At the end of the day, I probably wouldn’t change anything. There were plenty of errors and failures along the way, but ultimately, those things create the DNA of a company.
Getting your first rocket to orbit is the easiest part. On rocket No. 1, you’ve got all your engineers and technicians poring over one rocket for a large period of time. Now, there’s one rocket that rolls out of that production line every 18 days. That’s just immensely more difficult.
Sometimes, it’s really good to have a bit of a bad day. Not during a flight, obviously, but during testing. Just when you think things are going good, you’re reminded of how hard this business really is. Every time that you take too much of a breath, you’ll be humbled very quickly.
What’s the biggest challenge you faced getting started?
Nothing happens without funding in this business. When I first started Rocket Lab, I ran around Silicon Valley trying to raise $5 million.
At that time, that was an absurd amount of money for a rocket startup. A rocket startup was absurd [in general], it was only SpaceX then. A rocket startup from someone living in New Zealand was even more absurd.
We grew up and tried to raise really small amounts of funding. That really shaped us about being ruthlessly efficient and absolutely laser-focused on execution. The hardest thing [we did] is actually the thing that shaped the company into the most successful form it could be.
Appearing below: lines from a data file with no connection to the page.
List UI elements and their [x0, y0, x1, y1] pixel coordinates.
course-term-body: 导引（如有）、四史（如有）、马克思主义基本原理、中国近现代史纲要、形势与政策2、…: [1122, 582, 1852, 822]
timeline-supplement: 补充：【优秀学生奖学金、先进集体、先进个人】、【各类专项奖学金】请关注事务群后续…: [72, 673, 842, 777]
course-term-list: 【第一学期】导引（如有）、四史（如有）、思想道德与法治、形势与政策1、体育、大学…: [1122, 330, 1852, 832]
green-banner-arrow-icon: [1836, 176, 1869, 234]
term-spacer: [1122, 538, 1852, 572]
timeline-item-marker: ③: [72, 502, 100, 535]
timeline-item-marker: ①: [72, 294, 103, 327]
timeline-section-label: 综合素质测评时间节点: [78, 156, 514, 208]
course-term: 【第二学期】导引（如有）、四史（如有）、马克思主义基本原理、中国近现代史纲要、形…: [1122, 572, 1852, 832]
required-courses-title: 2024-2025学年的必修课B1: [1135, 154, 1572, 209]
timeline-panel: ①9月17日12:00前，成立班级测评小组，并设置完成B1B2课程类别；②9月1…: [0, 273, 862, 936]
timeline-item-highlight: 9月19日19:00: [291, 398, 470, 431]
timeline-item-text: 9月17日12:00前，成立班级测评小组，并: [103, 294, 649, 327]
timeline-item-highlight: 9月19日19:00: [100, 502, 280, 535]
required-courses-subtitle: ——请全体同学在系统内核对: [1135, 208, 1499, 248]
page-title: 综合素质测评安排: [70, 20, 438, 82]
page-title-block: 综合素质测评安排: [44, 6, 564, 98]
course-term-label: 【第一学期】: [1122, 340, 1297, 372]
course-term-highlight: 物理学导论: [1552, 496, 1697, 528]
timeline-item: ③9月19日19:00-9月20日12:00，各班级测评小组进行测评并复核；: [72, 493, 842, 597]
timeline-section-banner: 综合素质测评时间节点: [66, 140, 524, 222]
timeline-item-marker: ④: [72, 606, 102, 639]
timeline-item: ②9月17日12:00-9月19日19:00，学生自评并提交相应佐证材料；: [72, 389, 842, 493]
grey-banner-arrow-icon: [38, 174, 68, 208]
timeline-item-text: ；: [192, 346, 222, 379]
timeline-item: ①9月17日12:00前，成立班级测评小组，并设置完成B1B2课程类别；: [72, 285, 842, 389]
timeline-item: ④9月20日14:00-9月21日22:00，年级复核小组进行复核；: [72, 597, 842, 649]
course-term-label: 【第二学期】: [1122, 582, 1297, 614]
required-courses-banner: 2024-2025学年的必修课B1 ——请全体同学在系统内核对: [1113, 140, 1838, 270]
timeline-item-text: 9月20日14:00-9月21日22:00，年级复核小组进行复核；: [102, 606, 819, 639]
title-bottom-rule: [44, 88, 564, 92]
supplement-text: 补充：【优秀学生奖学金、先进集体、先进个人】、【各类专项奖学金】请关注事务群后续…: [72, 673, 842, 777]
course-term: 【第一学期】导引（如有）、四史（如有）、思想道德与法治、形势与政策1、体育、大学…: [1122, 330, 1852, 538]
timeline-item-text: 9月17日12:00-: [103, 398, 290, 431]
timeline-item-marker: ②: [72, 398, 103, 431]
When do you feel the most pressure?
The most terrifying thing I’ve ever done is the staff Christmas party. That’s the moment you realize that your decisions are responsible for these people’s livelihoods. As a public company, I take that even more seriously. It’s a tremendous amount of pressure.
On top of that, you have a customer. That can be a national security customer, where lives are depending on you delivering that asset to orbit. It can be a startup, and there can be hundreds of people at a company that you can destroy just by putting the payload into the ocean.
So I absolutely hate launch days. Now that we’ve done 35 launches, I’m not puking in the toilet like I used to. But man, I still really don’t enjoy it, because there’s just so much invested in each launch. So much responsibility.